🤖 AI Summary
Existing infrared–visible image fusion methods decouple fusion from downstream tasks, leading to a misalignment between fusion quality and high-level perceptual performance. To address this, we propose a discriminative cross-dimensional evolutionary learning framework that, for the first time, formulates fusion quality enhancement and downstream task optimization (e.g., object detection) as a multi-objective co-evolutionary problem. Our key contributions include: (1) a dynamic weight evolutionary algorithm for joint fusion–perception optimization; (2) an encoder–decoder dual-embedding discriminative enhancer; and (3) a cross-dimensional feature interaction module coupled with a multi-objective loss adaptive balancing strategy. Evaluated on three major benchmarks, our method achieves an average 9.32% improvement in visual quality while significantly boosting performance on high-level vision tasks such as object detection. The source code is publicly available.
📝 Abstract
Infrared and visible image fusion integrates information from distinct spectral bands to enhance image quality by leveraging the strengths and mitigating the limitations of each modality.
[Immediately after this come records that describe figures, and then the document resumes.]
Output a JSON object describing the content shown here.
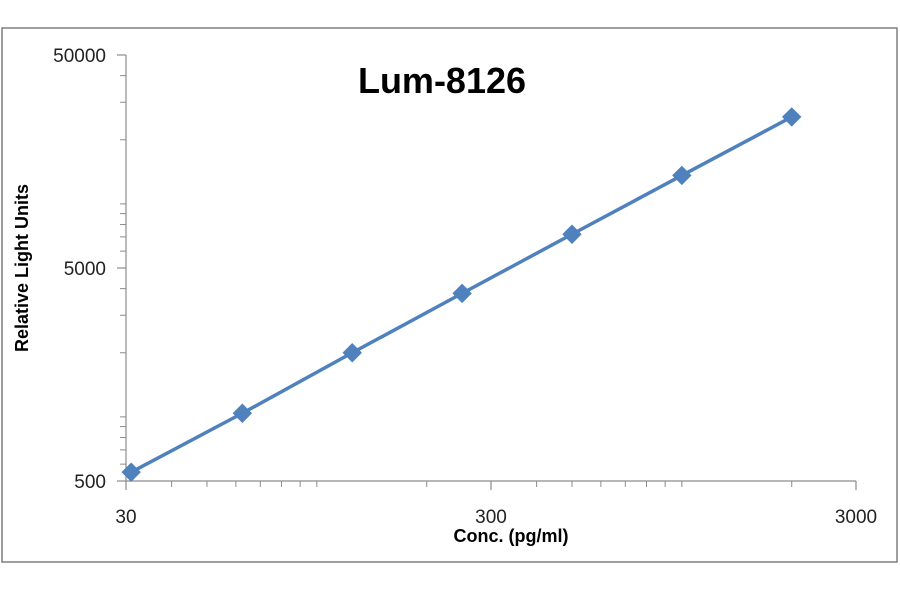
{
  "chart_data": {
    "type": "line",
    "title": "Lum-8126",
    "xlabel": "Conc. (pg/ml)",
    "ylabel": "Relative Light Units",
    "x_scale": "log",
    "y_scale": "log",
    "xlim": [
      30,
      3000
    ],
    "ylim": [
      500,
      50000
    ],
    "x_ticks": [
      "30",
      "300",
      "3000"
    ],
    "y_ticks": [
      "500",
      "5000",
      "50000"
    ],
    "grid": false,
    "legend": "none",
    "series": [
      {
        "x": [
          31,
          62.5,
          125,
          250,
          500,
          1000,
          2000
        ],
        "y": [
          550,
          1040,
          2000,
          3800,
          7200,
          13600,
          25600
        ],
        "marker": "diamond"
      }
    ]
  },
  "colors": {
    "series": "#4f81bd",
    "frame": "#7f7f7f",
    "axis": "#8c8c8c"
  }
}
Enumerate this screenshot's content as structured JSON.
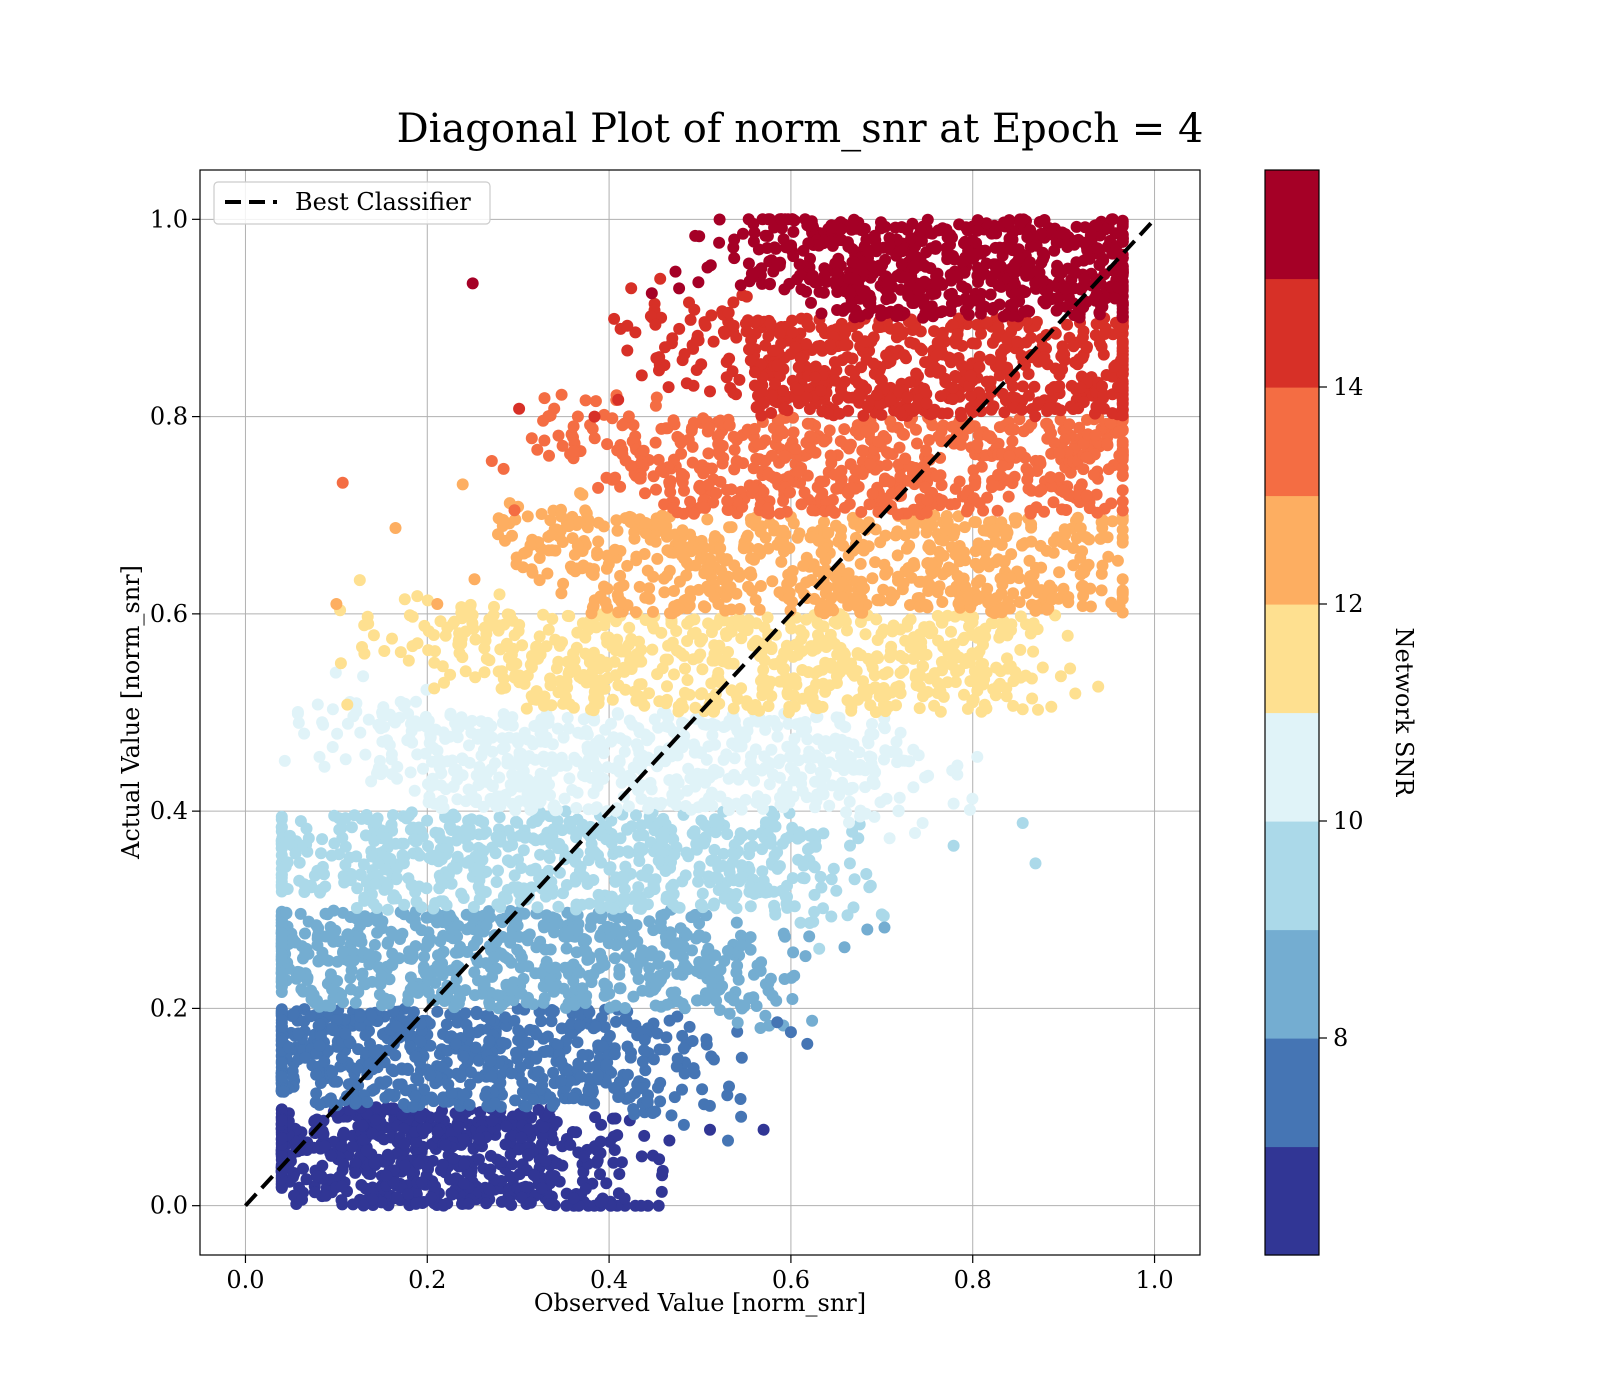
{
  "chart_data": {
    "type": "scatter",
    "title": "Diagonal Plot of norm_snr at Epoch = 4",
    "xlabel": "Observed Value [norm_snr]",
    "ylabel": "Actual Value [norm_snr]",
    "xlim": [
      -0.05,
      1.05
    ],
    "ylim": [
      -0.05,
      1.05
    ],
    "x_ticks": [
      0.0,
      0.2,
      0.4,
      0.6,
      0.8,
      1.0
    ],
    "y_ticks": [
      0.0,
      0.2,
      0.4,
      0.6,
      0.8,
      1.0
    ],
    "x_tick_labels": [
      "0.0",
      "0.2",
      "0.4",
      "0.6",
      "0.8",
      "1.0"
    ],
    "y_tick_labels": [
      "0.0",
      "0.2",
      "0.4",
      "0.6",
      "0.8",
      "1.0"
    ],
    "grid": true,
    "legend": {
      "placement": "top-left",
      "entries": [
        "Best Classifier"
      ]
    },
    "reference_line": {
      "name": "Best Classifier",
      "x": [
        0.0,
        1.0
      ],
      "y": [
        0.0,
        1.0
      ],
      "style": "dashed",
      "color": "#000000"
    },
    "colorbar": {
      "label": "Network SNR",
      "range": [
        6,
        16
      ],
      "ticks": [
        8,
        10,
        12,
        14
      ],
      "tick_labels": [
        "8",
        "10",
        "12",
        "14"
      ],
      "colors": [
        "#313695",
        "#4575b4",
        "#74add1",
        "#abd9e9",
        "#e0f3f8",
        "#fee090",
        "#fdae61",
        "#f46d43",
        "#d73027",
        "#a50026"
      ]
    },
    "bands": [
      {
        "y_range": [
          0.0,
          0.1
        ],
        "x_core": [
          0.05,
          0.34
        ],
        "color": "#313695"
      },
      {
        "y_range": [
          0.1,
          0.2
        ],
        "x_core": [
          0.05,
          0.42
        ],
        "color": "#4575b4"
      },
      {
        "y_range": [
          0.2,
          0.3
        ],
        "x_core": [
          0.06,
          0.5
        ],
        "color": "#74add1"
      },
      {
        "y_range": [
          0.3,
          0.4
        ],
        "x_core": [
          0.12,
          0.58
        ],
        "color": "#abd9e9"
      },
      {
        "y_range": [
          0.4,
          0.5
        ],
        "x_core": [
          0.2,
          0.66
        ],
        "color": "#e0f3f8"
      },
      {
        "y_range": [
          0.5,
          0.6
        ],
        "x_core": [
          0.28,
          0.8
        ],
        "color": "#fee090"
      },
      {
        "y_range": [
          0.6,
          0.7
        ],
        "x_core": [
          0.38,
          0.88
        ],
        "color": "#fdae61"
      },
      {
        "y_range": [
          0.7,
          0.8
        ],
        "x_core": [
          0.46,
          0.92
        ],
        "color": "#f46d43"
      },
      {
        "y_range": [
          0.8,
          0.9
        ],
        "x_core": [
          0.56,
          0.94
        ],
        "color": "#d73027"
      },
      {
        "y_range": [
          0.9,
          1.0
        ],
        "x_core": [
          0.62,
          0.95
        ],
        "color": "#a50026"
      }
    ],
    "outliers": [
      {
        "x": 0.25,
        "y": 0.935,
        "color": "#a50026"
      },
      {
        "x": 0.447,
        "y": 0.925,
        "color": "#a50026"
      },
      {
        "x": 0.473,
        "y": 0.947,
        "color": "#a50026"
      },
      {
        "x": 0.477,
        "y": 0.93,
        "color": "#a50026"
      },
      {
        "x": 0.42,
        "y": 0.892,
        "color": "#d73027"
      },
      {
        "x": 0.42,
        "y": 0.867,
        "color": "#d73027"
      },
      {
        "x": 0.41,
        "y": 0.817,
        "color": "#d73027"
      },
      {
        "x": 0.301,
        "y": 0.808,
        "color": "#d73027"
      },
      {
        "x": 0.384,
        "y": 0.8,
        "color": "#d73027"
      },
      {
        "x": 0.107,
        "y": 0.733,
        "color": "#f46d43"
      },
      {
        "x": 0.271,
        "y": 0.755,
        "color": "#f46d43"
      },
      {
        "x": 0.284,
        "y": 0.747,
        "color": "#f46d43"
      },
      {
        "x": 0.315,
        "y": 0.778,
        "color": "#f46d43"
      },
      {
        "x": 0.361,
        "y": 0.765,
        "color": "#f46d43"
      },
      {
        "x": 0.296,
        "y": 0.705,
        "color": "#f46d43"
      },
      {
        "x": 0.165,
        "y": 0.687,
        "color": "#fdae61"
      },
      {
        "x": 0.1,
        "y": 0.61,
        "color": "#fdae61"
      },
      {
        "x": 0.211,
        "y": 0.61,
        "color": "#fdae61"
      },
      {
        "x": 0.252,
        "y": 0.635,
        "color": "#fdae61"
      },
      {
        "x": 0.105,
        "y": 0.55,
        "color": "#fee090"
      },
      {
        "x": 0.135,
        "y": 0.59,
        "color": "#fee090"
      },
      {
        "x": 0.112,
        "y": 0.508,
        "color": "#fee090"
      },
      {
        "x": 0.087,
        "y": 0.445,
        "color": "#e0f3f8"
      },
      {
        "x": 0.096,
        "y": 0.465,
        "color": "#e0f3f8"
      },
      {
        "x": 0.783,
        "y": 0.437,
        "color": "#e0f3f8"
      },
      {
        "x": 0.805,
        "y": 0.455,
        "color": "#e0f3f8"
      },
      {
        "x": 0.855,
        "y": 0.388,
        "color": "#abd9e9"
      },
      {
        "x": 0.779,
        "y": 0.365,
        "color": "#abd9e9"
      },
      {
        "x": 0.869,
        "y": 0.347,
        "color": "#abd9e9"
      },
      {
        "x": 0.055,
        "y": 0.357,
        "color": "#abd9e9"
      },
      {
        "x": 0.703,
        "y": 0.282,
        "color": "#74add1"
      },
      {
        "x": 0.684,
        "y": 0.28,
        "color": "#74add1"
      },
      {
        "x": 0.659,
        "y": 0.262,
        "color": "#74add1"
      },
      {
        "x": 0.616,
        "y": 0.253,
        "color": "#74add1"
      },
      {
        "x": 0.578,
        "y": 0.23,
        "color": "#74add1"
      },
      {
        "x": 0.04,
        "y": 0.25,
        "color": "#74add1"
      },
      {
        "x": 0.618,
        "y": 0.164,
        "color": "#4575b4"
      },
      {
        "x": 0.6,
        "y": 0.176,
        "color": "#4575b4"
      },
      {
        "x": 0.585,
        "y": 0.186,
        "color": "#4575b4"
      },
      {
        "x": 0.546,
        "y": 0.15,
        "color": "#4575b4"
      },
      {
        "x": 0.53,
        "y": 0.112,
        "color": "#4575b4"
      },
      {
        "x": 0.57,
        "y": 0.077,
        "color": "#313695"
      },
      {
        "x": 0.511,
        "y": 0.077,
        "color": "#313695"
      },
      {
        "x": 0.458,
        "y": 0.014,
        "color": "#313695"
      },
      {
        "x": 0.436,
        "y": 0.05,
        "color": "#313695"
      },
      {
        "x": 0.39,
        "y": 0.032,
        "color": "#313695"
      },
      {
        "x": 0.314,
        "y": 0.003,
        "color": "#313695"
      }
    ]
  }
}
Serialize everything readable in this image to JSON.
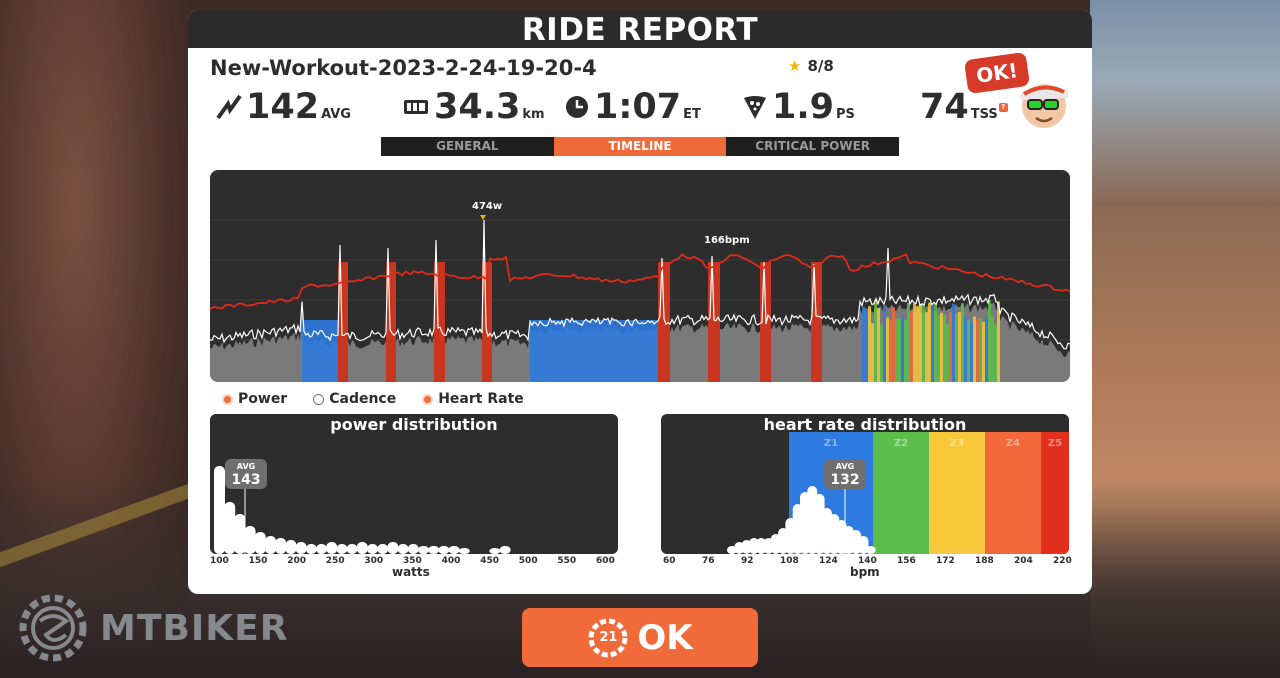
{
  "header": {
    "title": "RIDE REPORT"
  },
  "workout": {
    "name": "New-Workout-2023-2-24-19-20-4",
    "stars": "8/8"
  },
  "stats": {
    "power": {
      "value": "142",
      "unit": "AVG"
    },
    "distance": {
      "value": "34.3",
      "unit": "km"
    },
    "time": {
      "value": "1:07",
      "unit": "ET"
    },
    "pizza": {
      "value": "1.9",
      "unit": "PS"
    },
    "tss": {
      "value": "74",
      "unit": "TSS",
      "help": "?"
    }
  },
  "badge": {
    "ok_bubble": "OK!"
  },
  "tabs": [
    {
      "label": "GENERAL",
      "active": false
    },
    {
      "label": "TIMELINE",
      "active": true
    },
    {
      "label": "CRITICAL POWER",
      "active": false
    }
  ],
  "timeline": {
    "peak_power_label": "474w",
    "peak_hr_label": "166bpm"
  },
  "legend": {
    "power": "Power",
    "cadence": "Cadence",
    "heart_rate": "Heart Rate"
  },
  "power_distribution": {
    "title": "power distribution",
    "avg_label": "AVG",
    "avg_value": "143",
    "axis_title": "watts",
    "ticks": [
      "100",
      "150",
      "200",
      "250",
      "300",
      "350",
      "400",
      "450",
      "500",
      "550",
      "600"
    ]
  },
  "hr_distribution": {
    "title": "heart rate distribution",
    "avg_label": "AVG",
    "avg_value": "132",
    "axis_title": "bpm",
    "zones": [
      "Z1",
      "Z2",
      "Z3",
      "Z4",
      "Z5"
    ],
    "ticks": [
      "60",
      "76",
      "92",
      "108",
      "124",
      "140",
      "156",
      "172",
      "188",
      "204",
      "220"
    ]
  },
  "colors": {
    "accent": "#f06a3a",
    "z1": "#2d7be0",
    "z2": "#5cbd4a",
    "z3": "#f7c73c",
    "z4": "#f2683a",
    "z5": "#e2301c",
    "hr_line": "#e02a1a"
  },
  "footer": {
    "watermark": "MTBIKER",
    "countdown": "21",
    "ok_label": "OK"
  }
}
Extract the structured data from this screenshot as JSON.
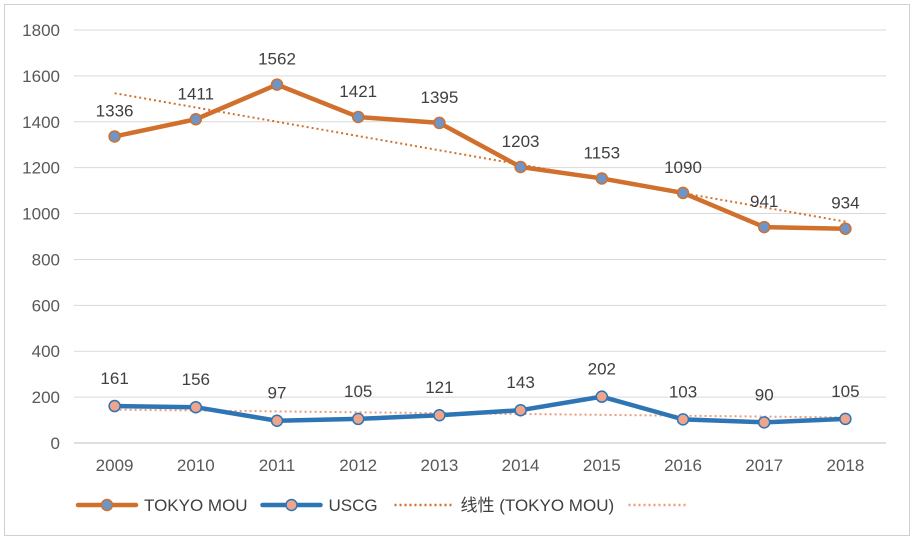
{
  "chart_data": {
    "type": "line",
    "title": "",
    "xlabel": "",
    "ylabel": "",
    "categories": [
      "2009",
      "2010",
      "2011",
      "2012",
      "2013",
      "2014",
      "2015",
      "2016",
      "2017",
      "2018"
    ],
    "ylim": [
      0,
      1800
    ],
    "yticks": [
      0,
      200,
      400,
      600,
      800,
      1000,
      1200,
      1400,
      1600,
      1800
    ],
    "grid": true,
    "legend": "bottom",
    "series": [
      {
        "name": "TOKYO MOU",
        "color": "#d0702c",
        "marker_fill": "#6e95c8",
        "values": [
          1336,
          1411,
          1562,
          1421,
          1395,
          1203,
          1153,
          1090,
          941,
          934
        ]
      },
      {
        "name": "USCG",
        "color": "#2e75b6",
        "marker_fill": "#f0a58a",
        "values": [
          161,
          156,
          97,
          105,
          121,
          143,
          202,
          103,
          90,
          105
        ]
      }
    ],
    "trendlines": [
      {
        "name": "线性 (TOKYO MOU)",
        "color": "#d0702c",
        "of": 0
      },
      {
        "name": "",
        "color": "#f09a7c",
        "of": 1
      }
    ]
  }
}
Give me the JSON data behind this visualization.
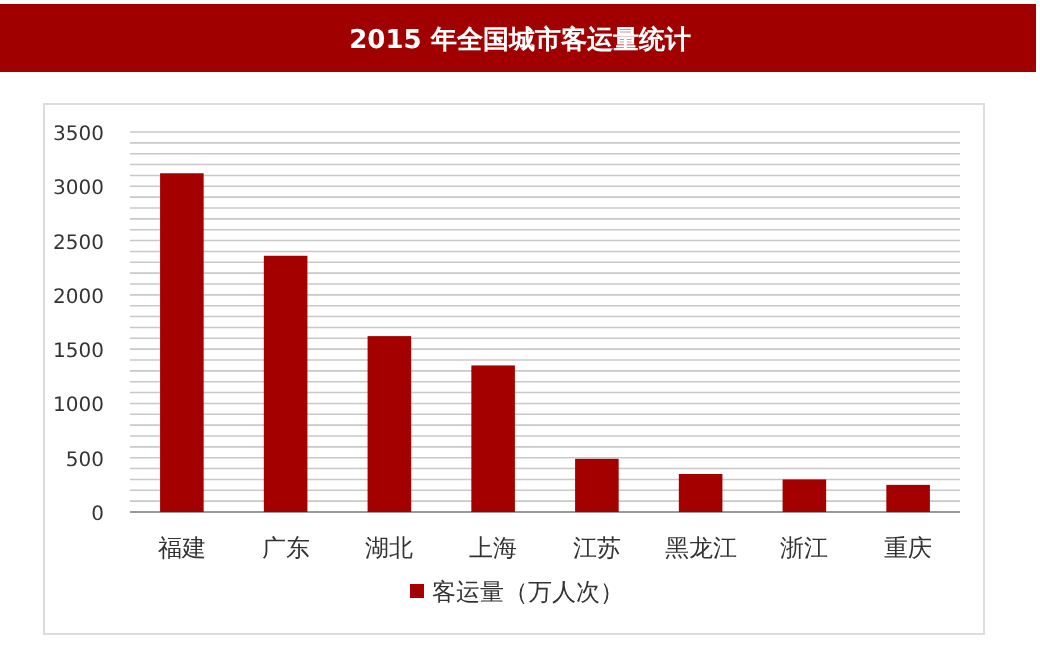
{
  "chart_data": {
    "type": "bar",
    "title": "2015 年全国城市客运量统计",
    "categories": [
      "福建",
      "广东",
      "湖北",
      "上海",
      "江苏",
      "黑龙江",
      "浙江",
      "重庆"
    ],
    "series": [
      {
        "name": "客运量（万人次）",
        "color": "#a50000",
        "values": [
          3120,
          2360,
          1620,
          1350,
          490,
          350,
          300,
          250
        ]
      }
    ],
    "ylim": [
      0,
      3500
    ],
    "yticks": [
      0,
      {
        "value": 100,
        "label": null
      },
      {
        "value": 200,
        "label": null
      },
      {
        "value": 300,
        "label": null
      },
      {
        "value": 400,
        "label": null
      },
      500,
      {
        "value": 600,
        "label": null
      },
      {
        "value": 700,
        "label": null
      },
      {
        "value": 800,
        "label": null
      },
      {
        "value": 900,
        "label": null
      },
      1000,
      {
        "value": 1100,
        "label": null
      },
      {
        "value": 1200,
        "label": null
      },
      {
        "value": 1300,
        "label": null
      },
      {
        "value": 1400,
        "label": null
      },
      1500,
      {
        "value": 1600,
        "label": null
      },
      {
        "value": 1700,
        "label": null
      },
      {
        "value": 1800,
        "label": null
      },
      {
        "value": 1900,
        "label": null
      },
      2000,
      {
        "value": 2100,
        "label": null
      },
      {
        "value": 2200,
        "label": null
      },
      {
        "value": 2300,
        "label": null
      },
      {
        "value": 2400,
        "label": null
      },
      2500,
      {
        "value": 2600,
        "label": null
      },
      {
        "value": 2700,
        "label": null
      },
      {
        "value": 2800,
        "label": null
      },
      {
        "value": 2900,
        "label": null
      },
      3000,
      {
        "value": 3100,
        "label": null
      },
      {
        "value": 3200,
        "label": null
      },
      {
        "value": 3300,
        "label": null
      },
      {
        "value": 3400,
        "label": null
      },
      3500
    ],
    "grid": "y",
    "legend": "bottom"
  }
}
Existing approaches typically treat image fusion and subsequent high-level tasks as separate processes, resulting in fused images that offer only marginal gains in task performance and fail to provide constructive feedback for optimizing the fusion process. To overcome these limitations, we propose a Discriminative Cross-Dimension Evolutionary Learning Framework, termed DCEvo, which simultaneously enhances visual quality and perception accuracy. Leveraging the robust search capabilities of Evolutionary Learning, our approach formulates the optimization of dual tasks as a multi-objective problem by employing an Evolutionary Algorithm (EA) to dynamically balance loss function parameters. Inspired by visual neuroscience, we integrate a Discriminative Enhancer (DE) within both the encoder and decoder, enabling the effective learning of complementary features from different modalities. Additionally, our Cross-Dimensional Embedding (CDE) block facilitates mutual enhancement between high-dimensional task features and low-dimensional fusion features, ensuring a cohesive and efficient feature integration process. Experimental results on three benchmarks demonstrate that our method significantly outperforms state-of-the-art approaches, achieving an average improvement of 9.32% in visual quality while also enhancing subsequent high-level tasks. The code is available at https://github.com/Beate-Suy-Zhang/DCEvo.